Pratique de la magie blanche : frontière éthique/commerce ?


Depuis la nuit des temps, l’esprit humain interroge la magie, sachant intuitivement qu’il ne parviendra pas, seul, à déjouer les pièges de l’existence. Cet « ensemble de croyances et de pratiques reposant sur l’idée qu’il existe des puissances cachées dans la nature, qu’il s’agit de se concilier ou de conjurer, pour s’attirer un bien ou susciter un malheur, visant ainsi à une efficacité matérielle », selon la définition du Larousse, trouve son plein épanouissement dans la « magie blanche », orientée vers les forces du bien.

La magie, objet de plus en plus commercial ?

​De nos jours, si une réelle désinhibition des comportements se manifeste dans ce domaine comme dans tant d’autres, tels que celui de la sexualité par exemple, on peut légitimement s’inquiéter de la frontière entre l’éthique et certaines pratiques commerciales, entre le respect de rites ancestraux couplés à un savoir immémorial et la montée en puissance d’un consumérisme addictif, à visée exclusivement mercantile.

​Notre époque répugne à la hiérarchie ou plutôt érige en dogme les lois du marché : tout se consomme, tout est bon à prendre puis à jeter, et, à une vitesse qui s’accélère, il faut user de nouveaux produits, utiliser de nouveaux concepts, jusqu’à se métamorphoser, devenir un autre, un meilleur soi-même. L’ésotérisme n’échappe pas à ce diktat sociétal et, dans le grand supermarché mondial constitué par Internet, relayé par les media de toutes sortes, il devient une marchandise comme une autre, avec un référencement propre, des marques qui le promeuvent, des catégories d’adeptes, clients d’un moment qui le délaisseront l’instant d’après, lors du lancement d’une prochaine mode. Le marketing fait son office, brouillant les repères, assimilant objets mystiques, rituels et guides en kit. Acheter résout l’affaire, voilà qu’on s’improvise magicien, par la simple vertu et la possession de gadgets savamment mis en scène !
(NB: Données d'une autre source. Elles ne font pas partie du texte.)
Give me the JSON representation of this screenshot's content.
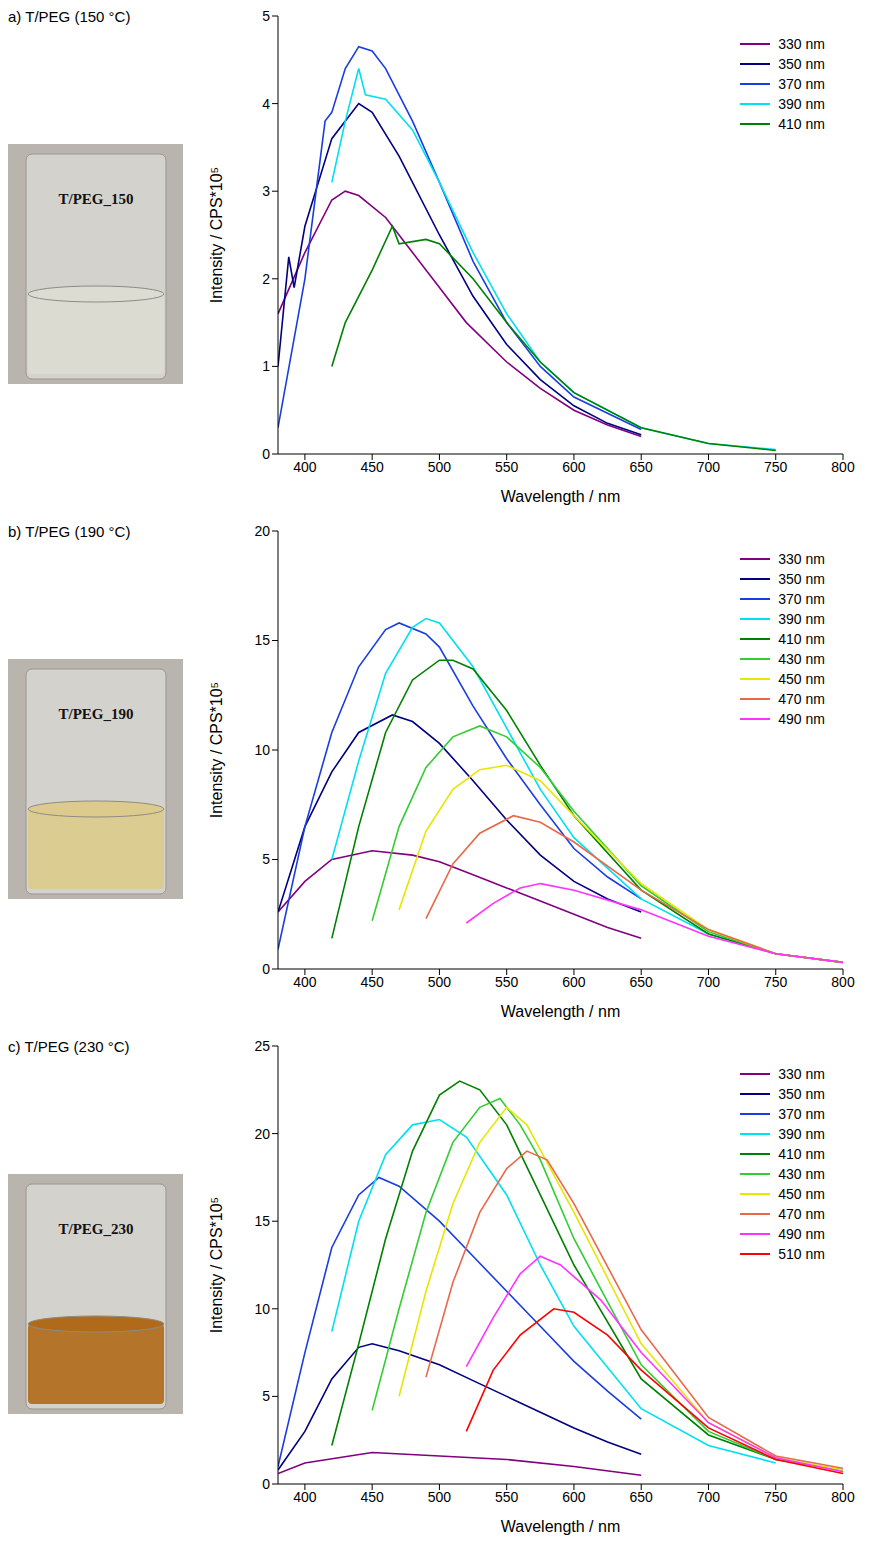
{
  "chart_data": [
    {
      "type": "line",
      "title": "a) T/PEG (150 °C)",
      "annotation": "T/PEG_150",
      "x_label": "Wavelength / nm",
      "y_label": "Intensity / CPS*10⁵",
      "xlim": [
        380,
        800
      ],
      "xticks": [
        400,
        450,
        500,
        550,
        600,
        650,
        700,
        750,
        800
      ],
      "ylim": [
        0,
        5
      ],
      "yticks": [
        0,
        1,
        2,
        3,
        4,
        5
      ],
      "grid": false,
      "legend": "upper right",
      "series": [
        {
          "name": "330 nm",
          "color": "#800080",
          "x": [
            380,
            400,
            420,
            430,
            440,
            460,
            480,
            500,
            520,
            550,
            575,
            600,
            625,
            650
          ],
          "values": [
            1.6,
            2.3,
            2.9,
            3.0,
            2.95,
            2.7,
            2.3,
            1.9,
            1.5,
            1.05,
            0.75,
            0.5,
            0.33,
            0.2
          ]
        },
        {
          "name": "350 nm",
          "color": "#000080",
          "x": [
            380,
            388,
            392,
            400,
            420,
            440,
            450,
            470,
            500,
            525,
            550,
            575,
            600,
            625,
            650
          ],
          "values": [
            1.0,
            2.25,
            1.9,
            2.6,
            3.6,
            4.0,
            3.9,
            3.4,
            2.5,
            1.8,
            1.25,
            0.85,
            0.55,
            0.35,
            0.22
          ]
        },
        {
          "name": "370 nm",
          "color": "#1a3de0",
          "x": [
            380,
            400,
            415,
            420,
            430,
            440,
            450,
            460,
            480,
            500,
            525,
            550,
            575,
            600,
            650
          ],
          "values": [
            0.3,
            2.0,
            3.8,
            3.9,
            4.4,
            4.65,
            4.6,
            4.4,
            3.8,
            3.1,
            2.2,
            1.5,
            1.0,
            0.65,
            0.28
          ]
        },
        {
          "name": "390 nm",
          "color": "#00e0f0",
          "x": [
            420,
            430,
            440,
            445,
            460,
            480,
            500,
            525,
            550,
            575,
            600,
            650,
            700,
            750
          ],
          "values": [
            3.1,
            3.8,
            4.4,
            4.1,
            4.05,
            3.7,
            3.1,
            2.3,
            1.6,
            1.05,
            0.7,
            0.3,
            0.12,
            0.05
          ]
        },
        {
          "name": "410 nm",
          "color": "#008000",
          "x": [
            420,
            430,
            450,
            465,
            470,
            490,
            500,
            525,
            550,
            575,
            600,
            650,
            700,
            750
          ],
          "values": [
            1.0,
            1.5,
            2.1,
            2.6,
            2.4,
            2.45,
            2.4,
            2.0,
            1.5,
            1.05,
            0.7,
            0.3,
            0.12,
            0.04
          ]
        }
      ]
    },
    {
      "type": "line",
      "title": "b) T/PEG (190 °C)",
      "annotation": "T/PEG_190",
      "x_label": "Wavelength / nm",
      "y_label": "Intensity / CPS*10⁵",
      "xlim": [
        380,
        800
      ],
      "xticks": [
        400,
        450,
        500,
        550,
        600,
        650,
        700,
        750,
        800
      ],
      "ylim": [
        0,
        20
      ],
      "yticks": [
        0,
        5,
        10,
        15,
        20
      ],
      "grid": false,
      "legend": "upper right",
      "series": [
        {
          "name": "330 nm",
          "color": "#800080",
          "x": [
            380,
            400,
            420,
            450,
            480,
            500,
            525,
            550,
            575,
            600,
            625,
            650
          ],
          "values": [
            2.6,
            4.0,
            5.0,
            5.4,
            5.2,
            4.9,
            4.3,
            3.7,
            3.1,
            2.5,
            1.9,
            1.4
          ]
        },
        {
          "name": "350 nm",
          "color": "#000080",
          "x": [
            380,
            400,
            420,
            440,
            465,
            480,
            500,
            525,
            550,
            575,
            600,
            625,
            650
          ],
          "values": [
            2.6,
            6.5,
            9.0,
            10.8,
            11.6,
            11.3,
            10.3,
            8.6,
            6.8,
            5.2,
            4.0,
            3.2,
            2.6
          ]
        },
        {
          "name": "370 nm",
          "color": "#1a3de0",
          "x": [
            380,
            400,
            420,
            440,
            460,
            470,
            490,
            500,
            525,
            550,
            575,
            600,
            625,
            650
          ],
          "values": [
            0.9,
            6.5,
            10.8,
            13.8,
            15.5,
            15.8,
            15.3,
            14.7,
            12.0,
            9.6,
            7.5,
            5.5,
            4.2,
            3.2
          ]
        },
        {
          "name": "390 nm",
          "color": "#00e0f0",
          "x": [
            420,
            440,
            460,
            480,
            490,
            500,
            525,
            550,
            575,
            600,
            650,
            700,
            750,
            800
          ],
          "values": [
            5.0,
            9.5,
            13.5,
            15.6,
            16.0,
            15.8,
            13.8,
            11.0,
            8.2,
            6.0,
            3.2,
            1.6,
            0.7,
            0.3
          ]
        },
        {
          "name": "410 nm",
          "color": "#008000",
          "x": [
            420,
            440,
            460,
            480,
            500,
            510,
            525,
            550,
            575,
            600,
            650,
            700,
            750,
            800
          ],
          "values": [
            1.4,
            6.5,
            10.8,
            13.2,
            14.1,
            14.1,
            13.7,
            11.8,
            9.3,
            7.0,
            3.6,
            1.6,
            0.7,
            0.3
          ]
        },
        {
          "name": "430 nm",
          "color": "#33cc33",
          "x": [
            450,
            470,
            490,
            510,
            530,
            550,
            575,
            600,
            650,
            700,
            750,
            800
          ],
          "values": [
            2.2,
            6.5,
            9.2,
            10.6,
            11.1,
            10.6,
            9.2,
            7.2,
            3.8,
            1.7,
            0.7,
            0.3
          ]
        },
        {
          "name": "450 nm",
          "color": "#e6e600",
          "x": [
            470,
            490,
            510,
            530,
            550,
            575,
            600,
            650,
            700,
            750,
            800
          ],
          "values": [
            2.7,
            6.3,
            8.2,
            9.1,
            9.3,
            8.6,
            7.0,
            3.9,
            1.8,
            0.7,
            0.3
          ]
        },
        {
          "name": "470 nm",
          "color": "#e8684a",
          "x": [
            490,
            510,
            530,
            555,
            575,
            600,
            650,
            700,
            750,
            800
          ],
          "values": [
            2.3,
            4.8,
            6.2,
            7.0,
            6.7,
            5.8,
            3.6,
            1.8,
            0.7,
            0.3
          ]
        },
        {
          "name": "490 nm",
          "color": "#ff33ff",
          "x": [
            520,
            540,
            560,
            575,
            600,
            650,
            700,
            750,
            800
          ],
          "values": [
            2.1,
            3.0,
            3.7,
            3.9,
            3.6,
            2.7,
            1.5,
            0.7,
            0.3
          ]
        }
      ]
    },
    {
      "type": "line",
      "title": "c) T/PEG (230 °C)",
      "annotation": "T/PEG_230",
      "x_label": "Wavelength / nm",
      "y_label": "Intensity / CPS*10⁵",
      "xlim": [
        380,
        800
      ],
      "xticks": [
        400,
        450,
        500,
        550,
        600,
        650,
        700,
        750,
        800
      ],
      "ylim": [
        0,
        25
      ],
      "yticks": [
        0,
        5,
        10,
        15,
        20,
        25
      ],
      "grid": false,
      "legend": "upper right",
      "series": [
        {
          "name": "330 nm",
          "color": "#800080",
          "x": [
            380,
            400,
            450,
            500,
            550,
            600,
            650
          ],
          "values": [
            0.6,
            1.2,
            1.8,
            1.6,
            1.4,
            1.0,
            0.5
          ]
        },
        {
          "name": "350 nm",
          "color": "#000080",
          "x": [
            380,
            400,
            420,
            440,
            450,
            470,
            500,
            525,
            550,
            575,
            600,
            625,
            650
          ],
          "values": [
            0.8,
            3.0,
            6.0,
            7.8,
            8.0,
            7.6,
            6.8,
            5.9,
            5.0,
            4.1,
            3.2,
            2.4,
            1.7
          ]
        },
        {
          "name": "370 nm",
          "color": "#1a3de0",
          "x": [
            380,
            400,
            420,
            440,
            455,
            470,
            500,
            525,
            550,
            575,
            600,
            625,
            650
          ],
          "values": [
            1.0,
            7.5,
            13.5,
            16.5,
            17.5,
            17.0,
            15.0,
            13.0,
            11.0,
            9.0,
            7.0,
            5.3,
            3.7
          ]
        },
        {
          "name": "390 nm",
          "color": "#00e0f0",
          "x": [
            420,
            440,
            460,
            480,
            500,
            520,
            550,
            575,
            600,
            650,
            700,
            750
          ],
          "values": [
            8.7,
            15.0,
            18.8,
            20.5,
            20.8,
            19.8,
            16.5,
            12.5,
            9.0,
            4.3,
            2.2,
            1.2
          ]
        },
        {
          "name": "410 nm",
          "color": "#008000",
          "x": [
            420,
            440,
            460,
            480,
            500,
            515,
            530,
            550,
            575,
            600,
            650,
            700,
            750,
            800
          ],
          "values": [
            2.2,
            8.0,
            14.0,
            19.0,
            22.2,
            23.0,
            22.5,
            20.5,
            16.5,
            12.5,
            6.0,
            2.8,
            1.4,
            0.8
          ]
        },
        {
          "name": "430 nm",
          "color": "#33cc33",
          "x": [
            450,
            470,
            490,
            510,
            530,
            545,
            560,
            575,
            600,
            650,
            700,
            750,
            800
          ],
          "values": [
            4.2,
            10.0,
            15.5,
            19.5,
            21.5,
            22.0,
            20.5,
            18.5,
            14.0,
            6.8,
            3.0,
            1.4,
            0.8
          ]
        },
        {
          "name": "450 nm",
          "color": "#e6e600",
          "x": [
            470,
            490,
            510,
            530,
            550,
            565,
            600,
            650,
            700,
            750,
            800
          ],
          "values": [
            5.0,
            11.0,
            16.0,
            19.5,
            21.5,
            20.5,
            15.5,
            8.0,
            3.5,
            1.5,
            0.8
          ]
        },
        {
          "name": "470 nm",
          "color": "#e8684a",
          "x": [
            490,
            510,
            530,
            550,
            565,
            580,
            600,
            650,
            700,
            750,
            800
          ],
          "values": [
            6.1,
            11.5,
            15.5,
            18.0,
            19.0,
            18.5,
            16.0,
            8.8,
            3.8,
            1.6,
            0.9
          ]
        },
        {
          "name": "490 nm",
          "color": "#ff33ff",
          "x": [
            520,
            540,
            560,
            575,
            590,
            620,
            650,
            700,
            750,
            800
          ],
          "values": [
            6.7,
            9.5,
            12.0,
            13.0,
            12.5,
            10.5,
            7.5,
            3.5,
            1.5,
            0.7
          ]
        },
        {
          "name": "510 nm",
          "color": "#ff0000",
          "x": [
            520,
            540,
            560,
            585,
            600,
            625,
            650,
            700,
            750,
            800
          ],
          "values": [
            3.0,
            6.5,
            8.5,
            10.0,
            9.8,
            8.5,
            6.5,
            3.2,
            1.4,
            0.6
          ]
        }
      ]
    }
  ]
}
​La confusion s’installe, comment s’y retrouver, distinguer le bon grain de l’ivraie ?

Vocation, éthique et savoirs : des qualités indissociables de la magie blanche

Opposée à la magie noire dans la conscience publique, la magie blanche reste méconnue. C’est d’elle que découlent pourtant la noire, son opposé (qui ne peut se concevoir si la première n’est pas intégralement maîtrisée) et la rouge, qui n’en représente qu’une partie, une sorte de magie blanche dédiée, en fait. Cette sorcellerie blanche n’est autre que le pouvoir de ceux et celles qui, de temps immémorial, ont reçu la vocation de guider et d’aider les autres. La pratique de la magie positive suppose de pouvoir centraliser les forces naturelles au profit du bien, dans l’unique but d’aider ceux qui ne parviennent pas ou plus à se défendre, de rétablir à leur profit justice et équité.

​N’est pas sorcier qui veut : des qualités morales, éthiques, sont indissociables de la fonction de magicien. Dans les sociétés les plus anciennes, le rôle du sorcier est celui d’un sage, d’un philosophe, d’un médecin. Son savoir, ses connaissances ne se distinguent pas de la science : astronomie, connaissance de la nature, des animaux, des hommes et des plantes. L’image du druide a traversé le temps mais dans toutes les civilisations, dans l’Égypte ancienne comme dans les sociétés tribales de tous les continents, aujourd’hui encore dans nos sociétés dites évoluées, subsiste la figure du « bon sorcier », celui auquel on a recours lorsque plus rien ne marche. En effet, la magie bénéfique suppose la rencontre d’une vocation et d’une somme de savoirs, organisés et transmis par des livres, des rituels, des normes pieusement rassemblés et conservés, dont le « magicien » ne sera que le dépositaire et l’artisan, un temps donné. Aussi, à l’encontre des courants de la pensée matérialiste qui irriguent notre vie commune, c’est la vie spirituelle qui préside dans ce domaine, les qualités morales et intellectuelles affirmées.

​Ceux qui en possèdent le don chercheront dès l’enfance le chemin à parcourir : il y a des métiers que l’on n’exerce pas sans vocation : prêtres ou médecins. Aider les autres en respectant toute leur autonomie, leur liberté, répondre à leurs attentes en veillant à appliquer ce précepte que l’on délivre aux jeunes étudiants en médecine « primum non nocere » « et d’abord, ne pas nuire » est bien la vocation du mage moderne ! Sans conteste, le détenteur des pouvoirs de magie blanche ne saurait différer, dans l’exercice de ses responsabilités et de son magistère, de ceux qui guérissent le corps et l’âme.